Summer 2015 Student Research

Sub-project A: LDI Replication project

We are looking for up to 4 students to work on the LDI replication project as undergraduate research interns.

Work description

Team members will access journal websites and analyze the materials provided by article authors on how to replicate the article results. The provided materials and instructions will be assessed using a checklist. The instructions will be followed (if possible), and success or failure to (i) perform the analysis (ii) replicate the authors' results will be documented. Team work is encouraged, and activity will be supervised by graduate student or faculty member.

Duration: Summer 2015

Necessary qualifications: Some experience with Stata, SAS, R, Matlab as an undergraduate assistant or in previous work is critical. Having taken one of the CISER workshops, as well as experience with Subversion or Git, are assets.

Location: Presence on campus for a kickoff meeting after classes end (date TBD) is required. Presence on campus is not required for the actual work (all computer work will be performed on remotely accessible servers at CISER and ECCO. Work will be coordinated through a Git repository.

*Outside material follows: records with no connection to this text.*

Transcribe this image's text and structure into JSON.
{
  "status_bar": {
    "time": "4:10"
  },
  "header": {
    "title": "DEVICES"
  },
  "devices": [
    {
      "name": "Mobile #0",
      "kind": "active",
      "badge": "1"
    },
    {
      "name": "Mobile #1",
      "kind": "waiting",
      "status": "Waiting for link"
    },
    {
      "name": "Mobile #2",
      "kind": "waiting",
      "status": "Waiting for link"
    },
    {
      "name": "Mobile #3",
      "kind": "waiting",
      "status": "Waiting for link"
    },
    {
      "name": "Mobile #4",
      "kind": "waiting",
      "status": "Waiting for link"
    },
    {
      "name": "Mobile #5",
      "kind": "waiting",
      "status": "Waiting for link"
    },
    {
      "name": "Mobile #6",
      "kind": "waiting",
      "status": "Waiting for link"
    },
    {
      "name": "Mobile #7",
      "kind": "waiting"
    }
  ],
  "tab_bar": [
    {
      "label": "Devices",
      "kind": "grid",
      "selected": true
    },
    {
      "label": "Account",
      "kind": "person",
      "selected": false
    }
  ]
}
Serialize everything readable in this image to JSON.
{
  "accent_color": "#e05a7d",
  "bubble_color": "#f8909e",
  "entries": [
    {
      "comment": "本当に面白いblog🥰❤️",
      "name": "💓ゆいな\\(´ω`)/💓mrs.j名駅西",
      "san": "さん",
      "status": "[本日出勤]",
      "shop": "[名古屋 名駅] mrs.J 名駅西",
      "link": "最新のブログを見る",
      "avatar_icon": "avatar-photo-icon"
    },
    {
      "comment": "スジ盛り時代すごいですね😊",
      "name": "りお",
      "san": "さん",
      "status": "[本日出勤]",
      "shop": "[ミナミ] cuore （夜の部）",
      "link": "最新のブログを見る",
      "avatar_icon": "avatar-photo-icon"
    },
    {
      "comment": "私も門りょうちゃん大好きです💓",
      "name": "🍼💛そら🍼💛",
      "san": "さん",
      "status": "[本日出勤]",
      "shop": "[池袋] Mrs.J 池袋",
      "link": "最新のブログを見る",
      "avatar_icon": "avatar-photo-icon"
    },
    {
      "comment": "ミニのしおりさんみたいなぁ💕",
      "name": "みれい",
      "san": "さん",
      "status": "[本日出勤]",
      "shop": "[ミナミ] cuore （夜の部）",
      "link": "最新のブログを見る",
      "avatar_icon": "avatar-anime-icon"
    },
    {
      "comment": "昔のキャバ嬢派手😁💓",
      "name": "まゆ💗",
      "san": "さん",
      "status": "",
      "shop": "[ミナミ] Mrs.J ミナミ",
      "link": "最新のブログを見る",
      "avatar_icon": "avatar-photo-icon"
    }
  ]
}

Presence on campus for a final workgroup meeting in August is encouraged but not required (though participation via videoconferencing is required if not physically present).

Sub-project B: LDI - NCRN User Interface Accessibility project - This position has been filled.

We are looking for up to 2 students to work on the NCRN metadata project as undergraduate research interns, implementing and testing accessibility features in the web application.

Work description

Research assistants will work with a professional programmer and a faculty member to audit and review multiple components of the CED²AR web application for compliance with accessibility guidelines. They may also be asked to correct some of the identified deficiencies.

Duration: Summer 2015

Necessary qualifications: The ideal candidate has programming experience in Java, XML, web development (CSS, frameworks, JavaScript), and some knowledge about accessibility requirements and standards. Experience with Python, and Subversion or Git are assets. References (courses taken, previous experience) are required.

Location: Presence on campus (Cornell Institute for Social and Economic Research, CISER) for a kickoff meeting after classes end (date TBD) is required. Presence on campus is encouraged, but some work can be done offsite.

Sub-project C: LDI -NCRN Metadata capture project 2015

We are looking for up to 2 students to work on the NCRN metadata project as undergraduate research interns.

Work description

Metadata is “data about data”, and in this case means parsing information from codebook PDFs and raw Stata or CSV files into a metadata standard called DDI (Data Documentation Initiative). Team members  will work with a graduate student and a faculty member to create such data for a variety of social science datasets (Census Bureau restricted-access files, NHIS, etc.) for the Cornell Node of the NSF-Census Research Network, using the CED²AR DDI editing web interface. Once completed, the metadata will be displayed at http://www2.ncrn.cornell.edu/ced2ar-web.

Duration: Summer 2015

Necessary qualifications: The ideal candidate has some experience using Stata, SAS, or CSV files, and some knowledge about social science datasets. Programming knowledge is not required.

Location: Presence on campus for a kickoff meeting after classes end (date TBD) is required. Presence on campus is not required for the actual work. The work itself can be performed off-campus, but daily and weekly videochats will occur. Presence on campus for a final workgroup meeting in August is encouraged but not required (though participation via videoconferencing is required if not physically present).

Sub project D: Creation of a synthetic data product

Goal is to apply existing methodology for synthetic data creation to a public use data product with cell suppression to create a usable data product (useful for geographic or economic or sociologic analysis) without missing cells.

Work description

Statistical agencies protect information on individual respondents (firms, families, individuals) using a variety of techniques. For this project, we will take one such product, which uses "cell suppression" together with complementary suppressions, and improve it by using synthetic data techniques to "fill in the blanks". We will use one of two existing methodologies (developed for use in other contexts), and apply it to a specific context. If successful, the resulting data product will be made available to the scientific community as a value-added statistical data product.

Necessary qualifications:  The ideal candidate has experience in statistics or econometrics, prior experience with R.

Location: Presence on campus for a kickoff meeting after classes end (date TBD) is required. Presence on campus is not required for the actual work. The work itself can be performed off-campus, but weekly videochats will occur. Presence on campus for a final workgroup meeting in August is encouraged but not required (though participation via videoconferencing is required if not physically present).